King, who was born in Hawaii, considers the people of Maui his neighbors with whom he shares the same culture and identity, even though he doesn’t have any friends or family on the island.
“It’s definitely one big community,” said King. “I had a little bit of a culture shock coming to Bates. I know everyone does, but the people of Hawaii are just special. They are the friendliest people I’ve ever met.”
Ami Evans ’26 of Honolulu, who is also a member of the Bobcats’ volleyball team, worked at a restaurant this summer on the island of O’ahu, where donations poured in as locals gave clothes, pillows, stuffed animals for children, even toilet paper. So much is still needed, she said.
Now that the tourist area around Lahaina has to be rebuilt, Evans also fears native Hawaiians will be priced out and displaced, and have to leave their homeland forever.
“On a local Instagram there is a lot of talk about that,” Evans said. “People are also upset about the tourists coming. That’s an ongoing issue in Hawaii in general — people from the mainland want to move there and then local people can’t afford to live in the houses. It’s kind of sad. It takes away from the natural Hawaii.”

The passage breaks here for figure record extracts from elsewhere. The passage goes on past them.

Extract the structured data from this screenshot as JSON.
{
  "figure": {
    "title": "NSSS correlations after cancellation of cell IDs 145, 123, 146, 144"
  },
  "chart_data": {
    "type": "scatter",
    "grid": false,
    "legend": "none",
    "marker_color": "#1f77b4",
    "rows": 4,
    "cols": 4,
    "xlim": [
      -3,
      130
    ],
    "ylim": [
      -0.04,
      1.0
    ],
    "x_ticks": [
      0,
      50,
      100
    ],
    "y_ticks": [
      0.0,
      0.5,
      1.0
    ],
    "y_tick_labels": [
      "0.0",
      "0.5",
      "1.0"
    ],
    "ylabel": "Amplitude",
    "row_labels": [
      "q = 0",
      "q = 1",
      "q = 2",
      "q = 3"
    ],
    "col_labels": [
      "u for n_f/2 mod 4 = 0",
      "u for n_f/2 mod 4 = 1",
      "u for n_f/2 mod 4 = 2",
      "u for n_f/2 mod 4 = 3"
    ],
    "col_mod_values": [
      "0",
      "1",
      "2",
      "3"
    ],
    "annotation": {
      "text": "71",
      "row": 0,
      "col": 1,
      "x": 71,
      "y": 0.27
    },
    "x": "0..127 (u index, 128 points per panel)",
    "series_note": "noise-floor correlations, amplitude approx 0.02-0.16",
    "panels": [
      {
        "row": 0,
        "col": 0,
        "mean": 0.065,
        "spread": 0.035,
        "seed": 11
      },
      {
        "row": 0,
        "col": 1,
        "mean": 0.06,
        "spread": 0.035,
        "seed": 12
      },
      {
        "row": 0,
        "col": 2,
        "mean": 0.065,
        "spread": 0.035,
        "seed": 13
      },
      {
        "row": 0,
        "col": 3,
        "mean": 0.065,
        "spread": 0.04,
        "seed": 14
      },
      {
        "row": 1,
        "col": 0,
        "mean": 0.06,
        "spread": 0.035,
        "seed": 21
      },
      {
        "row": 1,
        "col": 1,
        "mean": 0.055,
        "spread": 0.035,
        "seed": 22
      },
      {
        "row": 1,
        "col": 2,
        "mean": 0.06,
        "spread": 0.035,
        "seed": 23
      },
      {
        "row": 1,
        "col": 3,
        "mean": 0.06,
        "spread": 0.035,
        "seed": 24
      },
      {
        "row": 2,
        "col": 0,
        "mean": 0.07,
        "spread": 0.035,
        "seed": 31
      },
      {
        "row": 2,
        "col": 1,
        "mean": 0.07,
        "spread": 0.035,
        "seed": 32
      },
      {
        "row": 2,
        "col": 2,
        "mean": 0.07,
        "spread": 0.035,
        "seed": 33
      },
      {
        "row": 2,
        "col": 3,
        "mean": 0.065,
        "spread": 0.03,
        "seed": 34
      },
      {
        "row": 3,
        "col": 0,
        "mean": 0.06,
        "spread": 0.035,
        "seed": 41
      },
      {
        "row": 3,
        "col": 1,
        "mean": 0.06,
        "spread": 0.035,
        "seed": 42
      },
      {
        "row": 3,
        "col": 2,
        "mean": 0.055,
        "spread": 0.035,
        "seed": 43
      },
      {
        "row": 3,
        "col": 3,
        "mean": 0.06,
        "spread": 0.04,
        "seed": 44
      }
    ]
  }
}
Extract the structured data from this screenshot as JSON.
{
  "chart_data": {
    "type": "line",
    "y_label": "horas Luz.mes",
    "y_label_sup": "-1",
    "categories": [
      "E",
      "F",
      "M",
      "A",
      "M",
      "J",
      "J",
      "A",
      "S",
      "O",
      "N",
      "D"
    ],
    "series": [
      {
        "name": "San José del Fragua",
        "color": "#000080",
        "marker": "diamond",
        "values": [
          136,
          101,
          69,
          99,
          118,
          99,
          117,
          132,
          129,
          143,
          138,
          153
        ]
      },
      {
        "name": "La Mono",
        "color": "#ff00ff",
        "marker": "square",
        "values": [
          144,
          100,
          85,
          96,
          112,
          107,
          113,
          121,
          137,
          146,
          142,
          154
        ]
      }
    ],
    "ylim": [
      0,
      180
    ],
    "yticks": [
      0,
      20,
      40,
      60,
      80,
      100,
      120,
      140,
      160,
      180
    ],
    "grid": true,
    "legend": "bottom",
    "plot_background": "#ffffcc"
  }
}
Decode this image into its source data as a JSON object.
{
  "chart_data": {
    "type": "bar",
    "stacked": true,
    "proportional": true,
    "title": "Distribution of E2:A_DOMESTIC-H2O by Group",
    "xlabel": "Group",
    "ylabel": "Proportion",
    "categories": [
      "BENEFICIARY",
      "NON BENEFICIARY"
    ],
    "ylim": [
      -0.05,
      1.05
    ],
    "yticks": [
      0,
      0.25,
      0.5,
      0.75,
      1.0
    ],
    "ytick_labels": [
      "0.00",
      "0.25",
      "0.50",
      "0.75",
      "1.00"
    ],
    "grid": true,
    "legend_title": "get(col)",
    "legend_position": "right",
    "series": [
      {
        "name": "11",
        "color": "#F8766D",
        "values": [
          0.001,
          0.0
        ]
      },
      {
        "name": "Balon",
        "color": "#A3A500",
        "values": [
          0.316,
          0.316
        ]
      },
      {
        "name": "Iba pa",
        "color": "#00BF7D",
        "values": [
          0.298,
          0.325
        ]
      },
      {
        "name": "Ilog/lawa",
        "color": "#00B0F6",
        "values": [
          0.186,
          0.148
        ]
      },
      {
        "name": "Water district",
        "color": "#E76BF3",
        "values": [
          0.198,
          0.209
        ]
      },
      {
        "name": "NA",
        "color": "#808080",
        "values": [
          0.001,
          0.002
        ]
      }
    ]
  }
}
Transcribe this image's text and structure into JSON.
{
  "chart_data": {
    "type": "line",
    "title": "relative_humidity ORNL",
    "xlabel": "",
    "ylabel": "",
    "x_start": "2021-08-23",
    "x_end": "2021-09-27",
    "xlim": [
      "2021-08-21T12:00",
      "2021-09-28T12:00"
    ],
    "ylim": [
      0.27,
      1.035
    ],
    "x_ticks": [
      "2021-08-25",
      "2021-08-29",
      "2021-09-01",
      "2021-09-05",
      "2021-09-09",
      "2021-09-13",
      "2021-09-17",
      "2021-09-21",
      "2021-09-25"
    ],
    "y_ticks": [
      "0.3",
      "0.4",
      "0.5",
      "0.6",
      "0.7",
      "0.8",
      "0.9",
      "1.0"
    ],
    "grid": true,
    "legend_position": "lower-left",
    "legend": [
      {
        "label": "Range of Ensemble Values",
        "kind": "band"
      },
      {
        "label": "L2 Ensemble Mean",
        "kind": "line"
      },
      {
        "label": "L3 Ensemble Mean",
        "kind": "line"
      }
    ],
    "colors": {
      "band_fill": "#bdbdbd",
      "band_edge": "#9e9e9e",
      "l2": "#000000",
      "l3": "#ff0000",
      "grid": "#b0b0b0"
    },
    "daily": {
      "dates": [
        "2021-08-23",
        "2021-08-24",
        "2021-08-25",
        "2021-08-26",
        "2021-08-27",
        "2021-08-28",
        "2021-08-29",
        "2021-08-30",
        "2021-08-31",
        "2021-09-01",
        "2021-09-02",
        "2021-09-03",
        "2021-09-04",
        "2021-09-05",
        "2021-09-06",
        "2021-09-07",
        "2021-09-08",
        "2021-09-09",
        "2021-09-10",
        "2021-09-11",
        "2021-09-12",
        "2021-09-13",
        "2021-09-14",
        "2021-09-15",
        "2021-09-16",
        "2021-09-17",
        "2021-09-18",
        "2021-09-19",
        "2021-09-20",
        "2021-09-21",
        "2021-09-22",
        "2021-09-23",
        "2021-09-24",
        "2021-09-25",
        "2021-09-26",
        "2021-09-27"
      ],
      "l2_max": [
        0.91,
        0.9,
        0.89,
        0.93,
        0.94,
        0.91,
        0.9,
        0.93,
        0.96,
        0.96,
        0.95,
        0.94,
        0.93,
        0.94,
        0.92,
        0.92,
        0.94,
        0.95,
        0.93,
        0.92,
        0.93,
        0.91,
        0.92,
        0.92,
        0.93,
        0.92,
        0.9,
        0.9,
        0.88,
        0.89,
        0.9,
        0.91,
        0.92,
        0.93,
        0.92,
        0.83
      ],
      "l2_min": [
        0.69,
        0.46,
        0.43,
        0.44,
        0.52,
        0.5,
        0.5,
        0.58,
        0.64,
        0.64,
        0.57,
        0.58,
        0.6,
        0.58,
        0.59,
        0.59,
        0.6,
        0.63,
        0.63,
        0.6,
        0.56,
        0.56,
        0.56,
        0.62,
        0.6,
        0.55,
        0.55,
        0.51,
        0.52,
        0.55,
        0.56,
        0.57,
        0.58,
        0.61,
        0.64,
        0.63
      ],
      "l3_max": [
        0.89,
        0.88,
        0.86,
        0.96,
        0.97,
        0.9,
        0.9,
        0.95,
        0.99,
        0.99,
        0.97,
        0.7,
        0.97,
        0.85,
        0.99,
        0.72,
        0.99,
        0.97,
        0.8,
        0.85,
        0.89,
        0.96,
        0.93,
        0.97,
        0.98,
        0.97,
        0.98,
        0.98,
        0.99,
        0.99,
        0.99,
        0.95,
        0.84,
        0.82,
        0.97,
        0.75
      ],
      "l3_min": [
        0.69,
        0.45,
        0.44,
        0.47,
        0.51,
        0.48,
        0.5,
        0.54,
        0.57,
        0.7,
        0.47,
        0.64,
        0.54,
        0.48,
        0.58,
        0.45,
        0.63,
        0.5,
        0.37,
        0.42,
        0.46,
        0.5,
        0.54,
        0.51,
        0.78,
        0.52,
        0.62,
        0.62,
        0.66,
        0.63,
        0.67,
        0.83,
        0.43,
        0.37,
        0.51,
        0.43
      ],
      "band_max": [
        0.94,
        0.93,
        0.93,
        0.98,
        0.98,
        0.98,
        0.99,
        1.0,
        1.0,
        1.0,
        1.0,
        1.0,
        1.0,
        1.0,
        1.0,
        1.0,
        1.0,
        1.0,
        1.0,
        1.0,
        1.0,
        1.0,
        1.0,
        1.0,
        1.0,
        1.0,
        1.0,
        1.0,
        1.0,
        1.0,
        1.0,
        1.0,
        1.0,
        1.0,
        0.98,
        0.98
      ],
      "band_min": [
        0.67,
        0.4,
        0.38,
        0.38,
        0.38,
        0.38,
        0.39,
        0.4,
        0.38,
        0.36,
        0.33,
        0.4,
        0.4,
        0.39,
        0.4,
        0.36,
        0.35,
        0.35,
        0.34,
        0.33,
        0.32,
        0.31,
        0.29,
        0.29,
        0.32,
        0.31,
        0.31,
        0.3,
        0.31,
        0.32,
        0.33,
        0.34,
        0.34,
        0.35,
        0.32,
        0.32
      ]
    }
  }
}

Evans is fiercely proud to have been born in Hawaii and to call it home. The culture, she said, is authentic and rooted in friendship.
“Everyone is so respectful of each other. Strangers are always nice to each other. Everyone is so friendly. It’s different from the mainland,” Evans said. “They call old people ‘aunty’ and ‘uncle,’ even if they don’t know them at all. It’s a unique culture, a special culture.”